Nearly all businesses micro or small enterprises, ‘struggling’, new study finds
A landmark national study has found that while micro, small and medium enterprises account for 98 per cent of Barbados’s private sector businesses and employ more than half the private-sector workforce, a striking imbalance persists — the remaining two per cent making up the largest enterprises carry 45 per cent of all private sector jobs, raising urgent questions about the sector’s capacity to grow, scale and sustain the economy.
The findings of the study, conducted last year by UWI management expert Professor Dwayne Devonish, is the first comprehensive assessment of the small business community in a decade.
Minister of Energy, Business Development and Commerce Kerrie Symmonds, speaking at the Lloyd Erskine Sandiford Centre on Wednesday at the State of the Sector Conference, said the data now provides a critical foundation for decision-making, moving away from what he described as “policy by instinct”.
“We are now able to have a serious discussion on the way forward, which is driven by the data that has been collected, and I think it helps us to demystify the sector. In 2024, we would have had 9 196 enterprises employing 112 595 people in Barbados, whereas in 2016, we had 9 651 enterprises, so the quantity of enterprises in the country has marginally fallen.
“Equally, in 2016, only 100 449 people were employed in this sector as opposed to 112,595 in 2024, so that there is evidence of some minor enterprise shrinkage but greater employment.”
He noted that while MSMEs dominate the business landscape, the study highlighted a significant imbalance in employment.
“Ninety-eight per cent of the enterprises that we call private sector enterprises in Barbados sit within the context of the MSME framework… 55 per cent of private sector employment in this country fits within the MSME sector and that also tells us a story about the imbalance that must be corrected in this country because we have a two per cent of the country’s private sector enterprises that fall outside of the MSME framework but they employ 45 per cent of the people in this country.”m
“Clearly, therefore, we are going to have to look at the expansion of the MSME sector so as to ensure that there is a more equitable balance in terms of private sector employment, because I think we would all agree that there is some cause for concern where two per cent of our private sector enterprises are carrying that level of private sector employment.”
The study, led by Professor Dwayne Devonish, also found that entrepreneurship has surged in the wake of the COVID-19 pandemic, with one in four MSMEs established since 2020.
Symmonds said: “One of the things that impressed me about this particular study was the fact that it allows us now to know that we have had some substantial entrepreneurial growth in the last five years, and the study suggests that 25 per cent of the MSMEs in the country operating today were established since the year 2020.
“We are now seeing an entrepreneurial explosion, if you will.”

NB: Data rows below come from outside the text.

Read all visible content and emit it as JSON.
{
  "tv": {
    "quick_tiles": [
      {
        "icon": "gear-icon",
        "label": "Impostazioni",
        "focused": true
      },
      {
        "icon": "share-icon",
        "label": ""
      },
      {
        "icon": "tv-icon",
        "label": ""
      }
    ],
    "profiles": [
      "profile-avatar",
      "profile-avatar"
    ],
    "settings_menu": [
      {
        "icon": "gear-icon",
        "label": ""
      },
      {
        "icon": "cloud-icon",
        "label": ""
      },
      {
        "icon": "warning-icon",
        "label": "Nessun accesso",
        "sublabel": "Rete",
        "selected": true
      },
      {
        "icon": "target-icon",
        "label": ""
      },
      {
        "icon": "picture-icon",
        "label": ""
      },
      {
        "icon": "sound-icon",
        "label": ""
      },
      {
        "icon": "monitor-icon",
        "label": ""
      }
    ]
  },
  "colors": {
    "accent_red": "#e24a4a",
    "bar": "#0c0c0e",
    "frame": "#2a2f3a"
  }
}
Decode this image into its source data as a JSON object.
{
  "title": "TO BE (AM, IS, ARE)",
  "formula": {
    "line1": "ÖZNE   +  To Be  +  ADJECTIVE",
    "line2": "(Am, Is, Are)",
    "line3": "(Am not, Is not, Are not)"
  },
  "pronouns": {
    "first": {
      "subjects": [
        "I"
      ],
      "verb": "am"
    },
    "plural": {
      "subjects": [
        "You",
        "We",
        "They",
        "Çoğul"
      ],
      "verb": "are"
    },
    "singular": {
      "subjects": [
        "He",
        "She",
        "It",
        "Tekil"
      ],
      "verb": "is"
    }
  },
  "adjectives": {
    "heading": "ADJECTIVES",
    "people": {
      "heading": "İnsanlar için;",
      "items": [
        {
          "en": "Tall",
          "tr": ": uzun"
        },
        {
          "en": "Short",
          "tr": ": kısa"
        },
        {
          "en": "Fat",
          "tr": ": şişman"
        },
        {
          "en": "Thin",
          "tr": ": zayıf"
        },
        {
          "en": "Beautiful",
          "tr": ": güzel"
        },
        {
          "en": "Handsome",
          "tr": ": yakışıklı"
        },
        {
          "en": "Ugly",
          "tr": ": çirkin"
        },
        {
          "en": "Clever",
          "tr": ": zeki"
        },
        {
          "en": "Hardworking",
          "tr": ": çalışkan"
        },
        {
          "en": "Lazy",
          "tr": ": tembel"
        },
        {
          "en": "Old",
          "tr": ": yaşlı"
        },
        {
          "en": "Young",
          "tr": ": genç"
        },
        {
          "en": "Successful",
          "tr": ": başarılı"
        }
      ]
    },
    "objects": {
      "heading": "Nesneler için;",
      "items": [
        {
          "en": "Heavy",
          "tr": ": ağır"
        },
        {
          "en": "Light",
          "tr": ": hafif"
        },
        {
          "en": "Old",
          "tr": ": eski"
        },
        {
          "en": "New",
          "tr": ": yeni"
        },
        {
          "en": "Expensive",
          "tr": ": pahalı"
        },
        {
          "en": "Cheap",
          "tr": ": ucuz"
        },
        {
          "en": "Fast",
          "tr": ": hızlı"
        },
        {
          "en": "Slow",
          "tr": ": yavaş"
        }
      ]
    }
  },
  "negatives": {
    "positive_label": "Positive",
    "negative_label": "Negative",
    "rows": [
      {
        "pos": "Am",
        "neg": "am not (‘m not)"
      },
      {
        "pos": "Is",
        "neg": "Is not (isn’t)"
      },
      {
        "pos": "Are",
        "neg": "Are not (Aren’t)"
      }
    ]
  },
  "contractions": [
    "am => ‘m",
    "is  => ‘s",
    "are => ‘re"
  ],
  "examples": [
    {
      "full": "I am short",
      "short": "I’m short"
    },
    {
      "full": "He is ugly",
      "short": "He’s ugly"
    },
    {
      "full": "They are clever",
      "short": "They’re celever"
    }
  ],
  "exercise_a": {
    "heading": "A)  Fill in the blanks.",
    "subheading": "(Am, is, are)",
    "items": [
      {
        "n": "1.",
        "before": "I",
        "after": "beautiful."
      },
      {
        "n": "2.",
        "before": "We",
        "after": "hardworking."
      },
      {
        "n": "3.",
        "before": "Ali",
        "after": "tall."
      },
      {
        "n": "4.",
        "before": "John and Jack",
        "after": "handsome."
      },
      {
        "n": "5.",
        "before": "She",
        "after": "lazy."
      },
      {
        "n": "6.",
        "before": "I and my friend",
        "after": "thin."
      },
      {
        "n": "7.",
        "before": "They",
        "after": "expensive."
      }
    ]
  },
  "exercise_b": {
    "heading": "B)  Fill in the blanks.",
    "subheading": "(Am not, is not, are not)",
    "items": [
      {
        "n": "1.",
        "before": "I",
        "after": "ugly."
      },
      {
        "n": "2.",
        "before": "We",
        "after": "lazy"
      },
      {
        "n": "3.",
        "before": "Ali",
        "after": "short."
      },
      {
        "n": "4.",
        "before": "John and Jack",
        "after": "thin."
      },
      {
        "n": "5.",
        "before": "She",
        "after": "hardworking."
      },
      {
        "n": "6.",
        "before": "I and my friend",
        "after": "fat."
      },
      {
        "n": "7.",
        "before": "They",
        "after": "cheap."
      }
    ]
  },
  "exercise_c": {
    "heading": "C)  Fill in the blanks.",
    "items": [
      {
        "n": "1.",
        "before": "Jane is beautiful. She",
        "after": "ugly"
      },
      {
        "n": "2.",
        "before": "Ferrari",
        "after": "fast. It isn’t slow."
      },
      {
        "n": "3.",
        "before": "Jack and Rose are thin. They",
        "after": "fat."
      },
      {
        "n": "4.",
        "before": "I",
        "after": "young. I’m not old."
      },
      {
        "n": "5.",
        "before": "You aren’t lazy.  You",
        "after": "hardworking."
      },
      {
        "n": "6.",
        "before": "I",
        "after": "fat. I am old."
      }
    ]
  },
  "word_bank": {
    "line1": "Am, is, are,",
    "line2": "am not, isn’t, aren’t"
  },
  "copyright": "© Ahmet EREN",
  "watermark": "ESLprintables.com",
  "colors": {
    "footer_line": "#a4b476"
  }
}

At the same time, Symmonds pointed to growth in female-led businesses, while warning that many remain at the micro level and face challenges in scaling.
“Twenty per cent of the households in this country fell at that time below the poverty level, and a substantial portion of that 20 per cent, if memory serves me correctly, was female-headed households. For the policymaker, the intervention must be not only how do we address that large percentage of poverty, which is one-fifth of the country’s households in 2015 to 2016, but how do we also speak to the issue of trying to make sure that those ladies who head those households are given an opportunity to enter the world of entrepreneurship and to be able to stand confidently and safely on their own feet.”
The research also highlighted structural weaknesses among MSMEs, including low revenues and limited resilience.
The minister continued: “I also recognize some structural concerns about which the ministry is going to now have to sit down and apply our hearts and minds because these things have to be corrected. Fifty-three per cent of the micro, small and medium enterprises report revenues which are at or under $100 000 a year, and that is substantially lower than what we would want to see happening.”
Symmonds further identified low levels of digital adoption as a major barrier to growth and export potential.
“More than one half of those entities are operating in a context within which digital adoption is very limited, and what we want to have is a sector which is accelerating its usage of digital technology.
“We have to earn our foreign exchange, and to earn that foreign exchange, therefore we must be adopting the technologies that help us, especially in the services sector where there’s considerable strength in our economic performance and history. We have to be prepared to make sure that our businesses are equipped to provide services in accordance with what they call mode one form of supply, which is by selling those services technologically across borders.”
Michael Hall, financial sector senior specialist at the Caribbean office of the Inter-American Development Bank, said the study will play a key role in shaping future interventions.
Hall said: “We believe that we can achieve this by engaging operations that help to strengthen the enabling environment for private sector development with a particular focus on increasing access to finance and financial inclusion, especially for MSMEs.
“The report provides insights into the impacts. It’s meant to provide empirical evidence that will help us to make informed decisions on how to best approach the challenges that we continue to face.”